The article, however, did not attribute any specific Bumiputera remarks to him, although Utusan reported the Malaysian Muslim Doctors Organisation (PERDIM) as saying that 60 per cent, or 3,600, of medical graduates are Bumiputera, not all of whom receive permanent posts in service.

Utusan wrote that a review of the recruitment of medical officers at the Ministry of Health (MOH) would enable medical graduates, “especially among the Bumiputera”, to serve permanently and reduce the unemployment rate of professionals, without attributing this remark to either PPPKAM or PERDIM.

Last week, Health Minister Dr Adham Baba warned that opening up permanent positions for government doctors in the MOH exceeding available vacancies could risk audit censure.  

Dr Adham Baba’s statement was issued in response to the Utusan Malaysia report quoting PPPKAM and PERDIM. However, the minister’s statement stirred anger among the public and some medical groups, who misinterpreted Dr Adham as supporting pro-Bumiputera policy in medicine, when a sentence in his statement merely explained the purported proposal by PPPKAM and PERDIM.

“The statement in the first paragraph is not the position of MOH, but is an excerpt of the essence and comments made by PPPKAM and PERDIM based on the article that was published,” MOH chief secretary Mohd Shafiq Abdullah said in a subsequent statement, appending the Utusan article headlined: “Teliti semula urusan pengambilan pegawai perubatan” (Review the recruitment of medical officers).

The Medical Practitioners Coalition Association of Malaysia (MPCAM) said that although MOH’s statement has been misinterpreted, the ministry shouldn’t have considered the proposal purportedly given by the medical groups.

“It is disheartening when we are fighting for all doctors, there are some who are fighting for sections of doctors and not the profession in toto.

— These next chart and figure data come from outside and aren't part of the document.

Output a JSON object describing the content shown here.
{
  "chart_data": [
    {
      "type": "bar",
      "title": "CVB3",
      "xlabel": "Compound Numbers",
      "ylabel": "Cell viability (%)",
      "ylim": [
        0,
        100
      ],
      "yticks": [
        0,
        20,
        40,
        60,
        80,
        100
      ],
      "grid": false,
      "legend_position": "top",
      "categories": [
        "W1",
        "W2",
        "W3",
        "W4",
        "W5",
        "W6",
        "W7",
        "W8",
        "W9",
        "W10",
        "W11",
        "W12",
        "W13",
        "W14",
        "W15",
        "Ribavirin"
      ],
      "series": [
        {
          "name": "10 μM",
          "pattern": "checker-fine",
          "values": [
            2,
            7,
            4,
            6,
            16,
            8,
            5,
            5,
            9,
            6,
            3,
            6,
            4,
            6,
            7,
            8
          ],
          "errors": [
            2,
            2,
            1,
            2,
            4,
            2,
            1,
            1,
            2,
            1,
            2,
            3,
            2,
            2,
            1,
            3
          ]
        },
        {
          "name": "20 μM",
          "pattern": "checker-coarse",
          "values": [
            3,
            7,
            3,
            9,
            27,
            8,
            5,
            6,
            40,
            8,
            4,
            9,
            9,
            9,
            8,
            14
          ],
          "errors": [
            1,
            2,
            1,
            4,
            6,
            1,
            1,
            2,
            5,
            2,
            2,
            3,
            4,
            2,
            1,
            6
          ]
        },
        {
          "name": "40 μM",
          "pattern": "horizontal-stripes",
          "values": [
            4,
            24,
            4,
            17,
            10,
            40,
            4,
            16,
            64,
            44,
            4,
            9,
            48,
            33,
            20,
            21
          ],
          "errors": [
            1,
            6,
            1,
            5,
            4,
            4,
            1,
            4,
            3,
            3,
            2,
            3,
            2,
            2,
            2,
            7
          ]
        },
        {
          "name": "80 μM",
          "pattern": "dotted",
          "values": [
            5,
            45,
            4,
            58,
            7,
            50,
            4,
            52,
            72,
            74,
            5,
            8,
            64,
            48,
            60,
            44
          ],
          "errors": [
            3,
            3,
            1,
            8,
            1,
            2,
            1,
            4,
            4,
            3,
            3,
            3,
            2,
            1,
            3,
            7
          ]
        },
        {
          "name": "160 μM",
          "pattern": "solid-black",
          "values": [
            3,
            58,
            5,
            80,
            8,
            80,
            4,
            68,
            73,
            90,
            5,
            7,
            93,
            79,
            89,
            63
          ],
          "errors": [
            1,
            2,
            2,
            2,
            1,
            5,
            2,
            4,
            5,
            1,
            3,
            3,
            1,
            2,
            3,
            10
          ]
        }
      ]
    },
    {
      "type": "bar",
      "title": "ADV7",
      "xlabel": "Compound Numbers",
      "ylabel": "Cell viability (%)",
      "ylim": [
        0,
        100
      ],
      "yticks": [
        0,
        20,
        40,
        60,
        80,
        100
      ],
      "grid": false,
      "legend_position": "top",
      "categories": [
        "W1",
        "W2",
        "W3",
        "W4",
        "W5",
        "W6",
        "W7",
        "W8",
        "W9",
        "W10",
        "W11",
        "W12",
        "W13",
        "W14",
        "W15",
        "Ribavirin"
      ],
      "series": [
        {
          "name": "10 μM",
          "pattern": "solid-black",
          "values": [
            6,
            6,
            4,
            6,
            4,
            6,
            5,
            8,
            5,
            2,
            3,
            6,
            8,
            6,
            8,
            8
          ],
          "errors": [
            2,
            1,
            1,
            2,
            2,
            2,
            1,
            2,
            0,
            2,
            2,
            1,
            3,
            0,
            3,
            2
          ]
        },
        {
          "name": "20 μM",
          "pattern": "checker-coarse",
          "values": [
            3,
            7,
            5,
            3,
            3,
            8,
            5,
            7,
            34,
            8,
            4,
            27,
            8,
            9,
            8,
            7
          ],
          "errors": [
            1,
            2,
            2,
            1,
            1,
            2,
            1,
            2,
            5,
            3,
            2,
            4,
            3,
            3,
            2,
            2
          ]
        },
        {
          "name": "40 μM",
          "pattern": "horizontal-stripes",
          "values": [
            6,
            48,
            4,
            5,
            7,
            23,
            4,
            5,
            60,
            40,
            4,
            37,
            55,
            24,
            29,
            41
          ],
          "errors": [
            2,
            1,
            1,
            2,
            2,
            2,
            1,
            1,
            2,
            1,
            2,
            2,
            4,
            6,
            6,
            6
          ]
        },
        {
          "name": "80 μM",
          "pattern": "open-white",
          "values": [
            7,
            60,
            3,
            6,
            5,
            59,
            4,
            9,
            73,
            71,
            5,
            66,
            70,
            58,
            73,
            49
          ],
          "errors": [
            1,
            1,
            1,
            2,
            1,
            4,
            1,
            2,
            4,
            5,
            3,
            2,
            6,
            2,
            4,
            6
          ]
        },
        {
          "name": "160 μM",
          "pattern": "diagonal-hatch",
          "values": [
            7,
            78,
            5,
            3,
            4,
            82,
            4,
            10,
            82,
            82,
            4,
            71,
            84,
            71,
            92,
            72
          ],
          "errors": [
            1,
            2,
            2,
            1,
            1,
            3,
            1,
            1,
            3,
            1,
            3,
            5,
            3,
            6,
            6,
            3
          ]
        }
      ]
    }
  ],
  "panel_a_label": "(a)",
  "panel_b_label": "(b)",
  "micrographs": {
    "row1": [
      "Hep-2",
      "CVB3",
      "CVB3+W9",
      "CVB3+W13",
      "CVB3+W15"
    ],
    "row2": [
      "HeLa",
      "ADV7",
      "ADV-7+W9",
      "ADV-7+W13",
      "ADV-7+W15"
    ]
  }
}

This is an unhealthy precedent in the Health sector,” MPCAM president Dr Raj Kumar Maharajah mentioned in a statement.

MOH’s response to PPPKAM and PERDIM stated that the ministry was looking into their suggestion, using the term “meneliti”, caused further confusion on the ministry’s stand on racial hiring policies in health care.

On June 26, the Malaysian Medical Association (MMA) released a statement titled “Health care is colour blind”, rejecting the idea of prioritising medical graduates for permanent posting based on race or religious aspects.

“All doctors are trained to treat every patient equally, no matter their race, religion, creed, ethnicity, socioeconomic status, and as such, we expect MOH to do so in the treatment of its staff as well,” MMA president Dr Subramaniam Muniandy said.